If they're en route to their next destination, they'll spend the day sailing (the pair take it in three-hour shifts), and if they're moored, they'll head into the community to track down enough local produce and petrol to keep them going.
Then they begin their search for internet so they can upload their videos, which can take hours depending on how remote they are.
"It sounds quite nice, the idea of jumping on a boat and planning this trip, but it's been very, very stressful, it hasn't just been smooth sailing the whole time," Wyse says.
"We've been through a lot of challenges along the way."
In early 2020, the pair thought the dream was all over.
"Our funds were running low, our videos weren't making us any money, and we were actually planning to come back to Australia and work so Isabelle can experience Australia," Wyse says.
"But COVID happened, and Isabelle wasn't allowed in."
International border closures in March 2020 shuttered Australia to nearly everyone except Australian citizens and permanent residents.
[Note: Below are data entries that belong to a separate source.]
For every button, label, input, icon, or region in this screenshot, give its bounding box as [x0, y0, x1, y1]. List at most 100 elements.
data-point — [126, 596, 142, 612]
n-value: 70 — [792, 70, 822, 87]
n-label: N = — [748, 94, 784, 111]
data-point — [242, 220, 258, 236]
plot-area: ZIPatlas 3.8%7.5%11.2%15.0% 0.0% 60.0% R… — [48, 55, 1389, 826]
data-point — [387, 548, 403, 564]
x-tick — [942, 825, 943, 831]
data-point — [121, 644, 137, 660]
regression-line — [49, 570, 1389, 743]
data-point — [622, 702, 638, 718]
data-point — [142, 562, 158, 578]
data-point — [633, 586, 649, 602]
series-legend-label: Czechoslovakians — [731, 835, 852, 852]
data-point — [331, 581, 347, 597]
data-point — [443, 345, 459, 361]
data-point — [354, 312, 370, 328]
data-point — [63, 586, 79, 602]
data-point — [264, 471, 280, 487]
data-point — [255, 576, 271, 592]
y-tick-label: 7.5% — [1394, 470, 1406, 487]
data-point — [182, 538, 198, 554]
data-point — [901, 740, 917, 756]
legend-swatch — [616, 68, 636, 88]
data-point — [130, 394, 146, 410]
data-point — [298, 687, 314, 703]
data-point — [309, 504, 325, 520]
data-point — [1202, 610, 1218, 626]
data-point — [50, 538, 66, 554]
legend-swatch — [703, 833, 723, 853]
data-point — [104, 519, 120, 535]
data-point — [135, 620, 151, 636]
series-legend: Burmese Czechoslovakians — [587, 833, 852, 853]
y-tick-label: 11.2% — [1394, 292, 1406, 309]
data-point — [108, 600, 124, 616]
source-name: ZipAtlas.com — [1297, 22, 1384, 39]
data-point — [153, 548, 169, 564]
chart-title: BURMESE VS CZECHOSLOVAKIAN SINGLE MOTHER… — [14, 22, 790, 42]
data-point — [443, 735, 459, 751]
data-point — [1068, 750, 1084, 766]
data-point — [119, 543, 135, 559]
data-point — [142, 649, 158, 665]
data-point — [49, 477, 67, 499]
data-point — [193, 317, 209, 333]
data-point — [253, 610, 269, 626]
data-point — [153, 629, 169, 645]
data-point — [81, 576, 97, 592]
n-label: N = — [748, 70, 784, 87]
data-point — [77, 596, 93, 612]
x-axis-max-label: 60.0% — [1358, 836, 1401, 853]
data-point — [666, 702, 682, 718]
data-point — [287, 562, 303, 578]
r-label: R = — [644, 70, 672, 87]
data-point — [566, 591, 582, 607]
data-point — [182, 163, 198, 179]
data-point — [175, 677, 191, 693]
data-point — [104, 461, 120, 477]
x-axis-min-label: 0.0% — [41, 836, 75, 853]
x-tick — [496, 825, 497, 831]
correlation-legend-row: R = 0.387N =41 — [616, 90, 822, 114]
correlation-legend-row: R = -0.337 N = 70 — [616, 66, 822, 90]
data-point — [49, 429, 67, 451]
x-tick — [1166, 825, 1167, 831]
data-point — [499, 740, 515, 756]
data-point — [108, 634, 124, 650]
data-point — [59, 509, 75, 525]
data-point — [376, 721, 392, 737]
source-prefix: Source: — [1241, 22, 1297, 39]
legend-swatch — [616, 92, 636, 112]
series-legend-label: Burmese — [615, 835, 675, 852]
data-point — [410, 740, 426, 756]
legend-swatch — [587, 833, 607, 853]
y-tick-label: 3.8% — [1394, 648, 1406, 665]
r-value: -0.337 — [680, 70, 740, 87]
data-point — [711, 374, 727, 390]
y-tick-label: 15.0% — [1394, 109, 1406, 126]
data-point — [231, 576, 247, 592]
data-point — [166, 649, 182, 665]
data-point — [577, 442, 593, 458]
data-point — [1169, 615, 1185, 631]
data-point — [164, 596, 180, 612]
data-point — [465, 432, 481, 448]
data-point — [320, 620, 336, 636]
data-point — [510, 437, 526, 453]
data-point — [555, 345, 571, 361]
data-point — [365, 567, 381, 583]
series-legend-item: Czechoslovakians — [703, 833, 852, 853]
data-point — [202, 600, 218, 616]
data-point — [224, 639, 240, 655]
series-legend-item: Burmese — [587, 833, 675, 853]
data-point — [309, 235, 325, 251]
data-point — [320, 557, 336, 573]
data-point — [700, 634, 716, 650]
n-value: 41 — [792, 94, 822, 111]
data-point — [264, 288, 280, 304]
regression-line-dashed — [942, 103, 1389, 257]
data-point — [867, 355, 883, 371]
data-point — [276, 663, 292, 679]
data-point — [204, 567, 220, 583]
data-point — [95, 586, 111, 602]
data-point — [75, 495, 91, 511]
Utilising the COVID-led government scheme which permitted people to dip into their superannuation balance, Wyse had enough money to fund only six more months at sea.
"Luckily our videos then started to pick up," he says.
These days the pair's hard work has paid dividends - their travel video blog, Sailing Merewether, is growing in popularity, with videos viewed as many as 2.5 million times.
The model is simple. Their weekly videos of their adventures begin with an ad. YouTube keeps a cut from the money from the ad, and the video platform gives a small cut to Nee and Wyse.
But the pair say the model is really sustainable because of their subscribers, who make up about 70% of their revenue.
Their content is free to watch, but about 35,000 paid subscribers - called Patrons - get access to special content.
"It's like a donation, but they get something in return - they get access to parts of our content that no one else gets access to," Wyse explains.
Plus, Wyse says, "if you're a fan of the videos and you want to support us more, you can jump onto the crowdfunding page and pledge a certain amount of money".
"It's allowed us to sail the world and maintain the boat, it's made us very self-sufficient," he says.
Aside from the dream-like tropical content they produce, seemingly made even more enviable by the current international travel ban, the pair is just plain likeable.
"Isabelle changed my whole perspective on life and gave me the motivation and teamwork I needed to start a journey that continues to this day," Wyse says.
And although they have been together for two years in July, Nee says it can sometimes feel like ten, "because we know each other so well".
Wyse agrees, saying "we have to work with each other's emotions," but continues that the proximity has helped them grow both as a couple and as people.
"With Isabelle and I, we are together 24/7... when we need our alone time, we take it, but most of the time we're happy to live on top of each other," Wyse says, and the pair laugh.
This stop is the first time Wyse and Nee have experienced a lockdown - for the most part, "we've been going surfing, and hiking, while everybody's been kind of locked up in their houses".
But Wyse, a keen surfer, is happy to wait out Tahiti's stay-home orders - world-famous break Teahupo'o awaits him just down the road.